Após a apresentação, as atrizes Fernanda Viacava, Isadora Ferrite, que interpretaram as prostitutas Dilma e Célia, conversaram com o público sobre a temática do texto e elogiaram a ocupação maciça das poltronas do teatro, além do incentivo da Prefeitura.

"Fico arrepiada em dizer a vocês como é pra gente, ao acender as luzes no final do espetáculo, ver a casa cheia! Ainda mais em um teatro tão bonito e num domingo a noite, no interior! É muito especial percebermos que existe esse incentivo por parte do governo municipal fora da capital.O Circuito Cultural Paulista vem cumprindo um ótimo papel levando teatro para todo o estado. Peço que conheçam o que acontece em São Paulo, mas façam teatro aqui, apoiem grupos da cidade, prestigiem, é muito importante esse movimento", incentivou Isadora.

Maria Cecília Cyrino Moreira, diretora da Companhia Teatral Mensageiros da Arte, de Itatiba, elogiou não só a montagem e a atuação do elenco, mas também a iniciativa dos atores conversarem com a plateia ao final do espetáculo.

"Realmente esse incentivo é muito importante. Geralmente nós, atores locais, temos outras profissões e não podemos nos agarrar a horas e horas diárias de ensaio. Acabamos montando todo espetáculo em finais de semana e ainda temos que cuidar de cenário e figurino. É todo um trabalho de bastidores que quem assiste nem imagina! Felizmente as mais de vinte vezes que nosso grupo se apresentou aqui na cidade foram todas com público lotado! É muito gostoso ter o carinho das pessoas que conhecem e incentivam nossa arte'', disse, convidando para os próximos dias de apresentação da peça de sua autoria 'O Príncipe das Maçonaria', texto bem humorado que ganhará vida nos palcos do Teatro Ralino Zambotto nos dias 4 e 5 de abril.

Abajur Lilás, uma metáfora sobre a ditadura

'Abajur Lilás', foi remontado em 2014 pela Companhia Triptal dirigida pelo ator e diretor André Garolli, como marco aos 15 anos da morte do autor Plínio Marcos e os 50 anos do início da Ditadura Militar no Brasil, evento que é tratado em forma de metáfora. O cenário é um prostíbulo, que representa a sociedade da época, onde vítimas do autoritarismo do cafetão Giro, as prostitutas Dilma, Célia e Leninha, na sua insubmissão, encarnam diferentes forças atuantes, correspondentes aos diferentes grupos sociais que eram subjugados ao duro período de ditadura. Um ambiente onde os jogos de poder e os conflitos de interesses podem reduzir o valor da vida a menos que um abajur lilás.

Violência contra a mulher

Ainda que funcione como uma alegoria da sociedade, o espetáculo também está inserido em um nível mais pessoal, mostrando que a violência contra a mulher é reflexo de uma violência mais abrangente.

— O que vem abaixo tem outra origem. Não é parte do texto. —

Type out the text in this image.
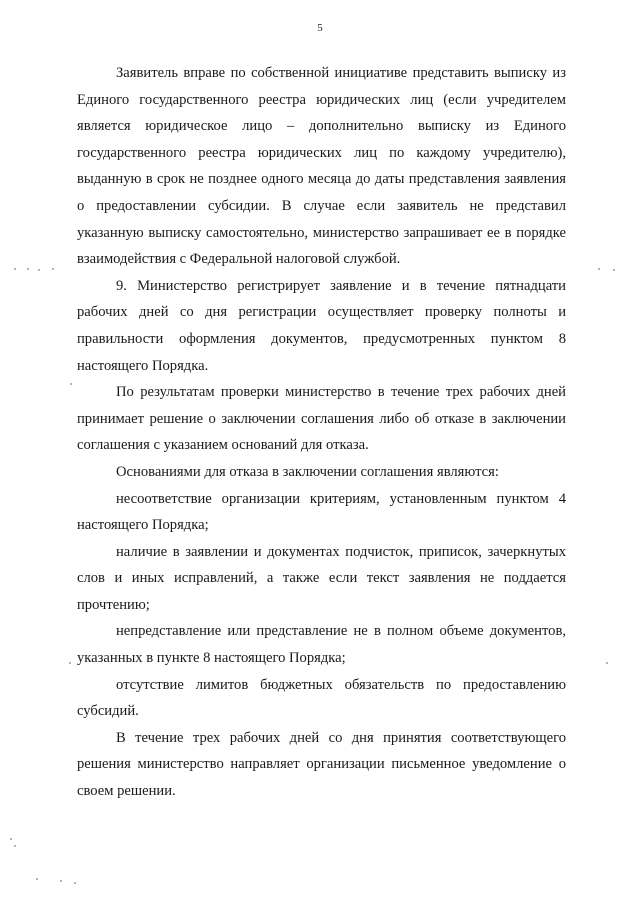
5

Заявитель вправе по собственной инициативе представить выписку из Единого государственного реестра юридических лиц (если учредителем является юридическое лицо – дополнительно выписку из Единого государственного реестра юридических лиц по каждому учредителю), выданную в срок не позднее одного месяца до даты представления заявления о предоставлении субсидии. В случае если заявитель не представил указанную выписку самостоятельно, министерство запрашивает ее в порядке взаимодействия с Федеральной налоговой службой.

9. Министерство регистрирует заявление и в течение пятнадцати рабочих дней со дня регистрации осуществляет проверку полноты и правильности оформления документов, предусмотренных пунктом 8 настоящего Порядка.

По результатам проверки министерство в течение трех рабочих дней принимает решение о заключении соглашения либо об отказе в заключении соглашения с указанием оснований для отказа.

Основаниями для отказа в заключении соглашения являются:

несоответствие организации критериям, установленным пунктом 4 настоящего Порядка;

наличие в заявлении и документах подчисток, приписок, зачеркнутых слов и иных исправлений, а также если текст заявления не поддается прочтению;

непредставление или представление не в полном объеме документов, указанных в пункте 8 настоящего Порядка;

отсутствие лимитов бюджетных обязательств по предоставлению субсидий.

В течение трех рабочих дней со дня принятия соответствующего решения министерство направляет организации письменное уведомление о своем решении.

Assim, Abajur Lilás faz parte da campanha ‘Itatiba em Defesa da Mulher, Contra a Violência', uma mobilização proposta pelo Fundo Social de Solidariedade da Prefeitura de Itatiba neste mês de março, considerado o mês da Mulher, que visa a conscientização da comunidade sobre este tema tabu.

A apresentação faz parte do Circuito Cultural Paulista, uma realização da Secretaria de Estado da Cultura em parceria com a Prefeitura de Itatiba e coprodução da Associação Paulista dos Amigos da Arte - APPAA.